こういうことは世の中に山ほどある。「家族のために仕事をしている」と威張る父親と「家庭を犠牲にしている」と憤る母親。「将来のために勉強しろ」という教師と「勉強なんて役に立たない」という生徒。「経営が苦しい」と悩む経営者と「給料が少ない」と嘆く従業員。例をあげればキリがない。だが、視点の違い――視点の非対称のために、いつまでも噛み合わない議論を続けている事実に気づかない人のほうが圧倒的に多いのである。きちんと原因が理解できれば、理不尽なことが減らない理由もわかるだろう。同じ視点を共有して、話ができる相手など、そう簡単に見つかるものではないからだ。
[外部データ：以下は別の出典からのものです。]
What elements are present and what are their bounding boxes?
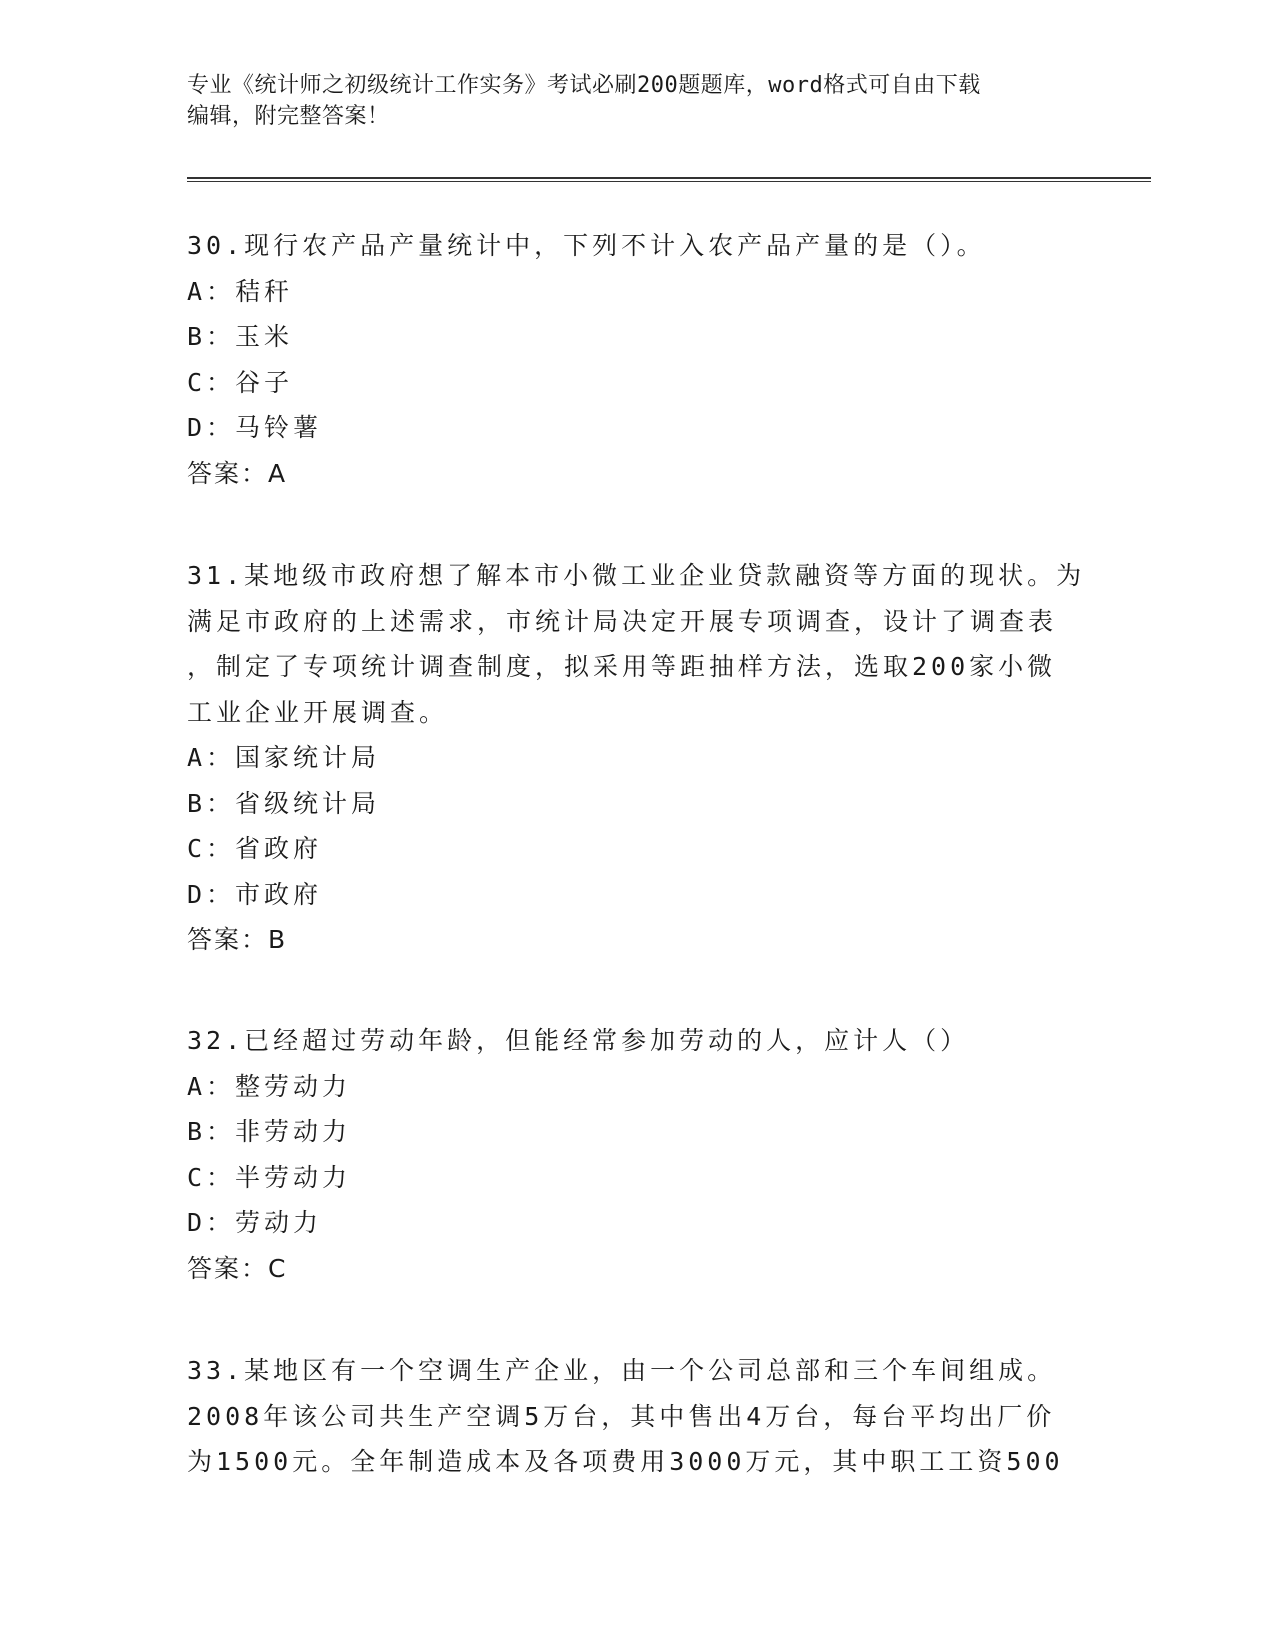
question-stem: 满足市政府的上述需求，市统计局决定开展专项调查，设计了调查表: [187, 606, 1058, 636]
option-a: A：国家统计局: [187, 743, 381, 772]
option-b: B：玉米: [187, 322, 294, 351]
question-stem: 32.已经超过劳动年龄，但能经常参加劳动的人，应计人（）: [187, 1026, 970, 1055]
question-stem: ，制定了专项统计调查制度，拟采用等距抽样方法，选取200家小微: [187, 652, 1057, 681]
option-b: B：非劳动力: [187, 1117, 352, 1146]
question-30: [187, 223, 1087, 496]
option-d: D：市政府: [187, 879, 323, 909]
answer-text: 答案：B: [187, 925, 288, 954]
header-divider: [187, 177, 1151, 182]
question-stem: 为1500元。全年制造成本及各项费用3000万元，其中职工工资500: [187, 1447, 1064, 1476]
answer-text: 答案：A: [187, 458, 288, 488]
option-a: A：整劳动力: [187, 1071, 352, 1101]
question-stem: 30.现行农产品产量统计中，下列不计入农产品产量的是（）。: [187, 231, 986, 260]
header-line: 专业《统计师之初级统计工作实务》考试必刷200题题库，word格式可自由下载: [187, 73, 981, 98]
question-stem: 31.某地级市政府想了解本市小微工业企业贷款融资等方面的现状。为: [187, 561, 1086, 590]
option-c: C：谷子: [187, 367, 294, 397]
option-c: C：省政府: [187, 834, 323, 863]
question-32: [187, 1018, 1087, 1291]
question-stem: 工业企业开展调查。: [187, 697, 449, 727]
question-31: [187, 553, 1087, 963]
question-stem: 33.某地区有一个空调生产企业，由一个公司总部和三个车间组成。: [187, 1356, 1057, 1385]
document-header: [187, 70, 1087, 132]
question-stem: 2008年该公司共生产空调5万台，其中售出4万台，每台平均出厂价: [187, 1401, 1056, 1431]
option-a: A：秸秆: [187, 276, 294, 306]
question-33: [187, 1348, 1087, 1485]
option-d: D：劳动力: [187, 1208, 323, 1237]
option-b: B：省级统计局: [187, 788, 381, 818]
header-line: 编辑，附完整答案！: [187, 104, 390, 129]
option-c: C：半劳动力: [187, 1162, 352, 1192]
answer-text: 答案：C: [187, 1253, 288, 1283]
option-d: D：马铃薯: [187, 413, 323, 442]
視点の非対称こそ理不尽の原因だが、それを理解したなら理不尽さは消えるだろうか。残念ながら、そういうわけにはいかない。なぜなら、視点を動かすというのは途方もなく難しいからである。

先ほどの上司と部下の例を改めて考えてみよう。上司と部下には、それぞれの視点があるために、主張が噛み合わない。そうであるなら、どちらかが相手の視点に合わせれば、きちんと議論が成り立つはずだ。しかし、そうなると問題は「どちらが視点を変えるのか」である。

もしあなたが上司に理不尽さを覚える部下なら、「上司の考え方を変えてもらおう」と思うだろう。逆に、困った部下を持つ上司なら、「部下の考え方を変えさせればいい」と思うはずだ。つまり、視点の違いに気づいた人の多くは、問題を解決するために「相手を変えよう」とするのである。お互いに、「相手が変わればいい」と思っているなら、結局は何も変わらない。当然、理不尽さは残り続ける。

要するに、「自分はわかっている」「自分は正しい」という考え方こそ、理不尽さを生み出しているのだ。人にはそれぞれ異なる視点があり、価値観があり尺度がある。それにもかかわらず、視点の違いや価値観の差を理解しないまま議論をするから、相手と話が噛み合わずに理不尽さを覚えるのだ。

仮に視点や価値観、基準の違いに気づいたとしても、今度は「相手の考え方を変えればいい」と思ってしまう。視点を合わせるだけなら、「自分から歩み寄る」という選択もあるはずなのに、そちらは選ばれない。すべては、「自分は正しいが相手は間違っている」と思い込むからだ。それでは、理不尽さから逃れることはできない。

本書は、何らかの問題を解決してくれるような本ではない。人によっては、「煙に巻かれている」とさえ感じるだろう。あるいは憤りさえ覚えるかもしれない。なぜなら、この本は「もし理不尽さを感じるなら自分を省みるべきだ」と訴えてくるからだ。厳しい言い方をするなら、「あなたは勘違いをしている」と指摘されるようなものだ。

しかし、そうした話を受け入れられる人にとっては、とても大きな学びを得られる本でもある。「理不尽さ」の影に隠れている人々の「勘違い」の正体について、1つずつ丁寧に教えてくれるからだ。「人々の視点が異なるのはどうしてなのか」「言葉を尽くしても理解されないのはなぜなのか」「どうすれば理不尽さから解放されるのか」といった、いくつもの課題を考える手助けになるだろう。改めて言うが、本書が具体的な問題を解決する答えをくれるわけではない。この本は「道しるべ」でしかなく、実際に道を歩くのは読者自身だからだ。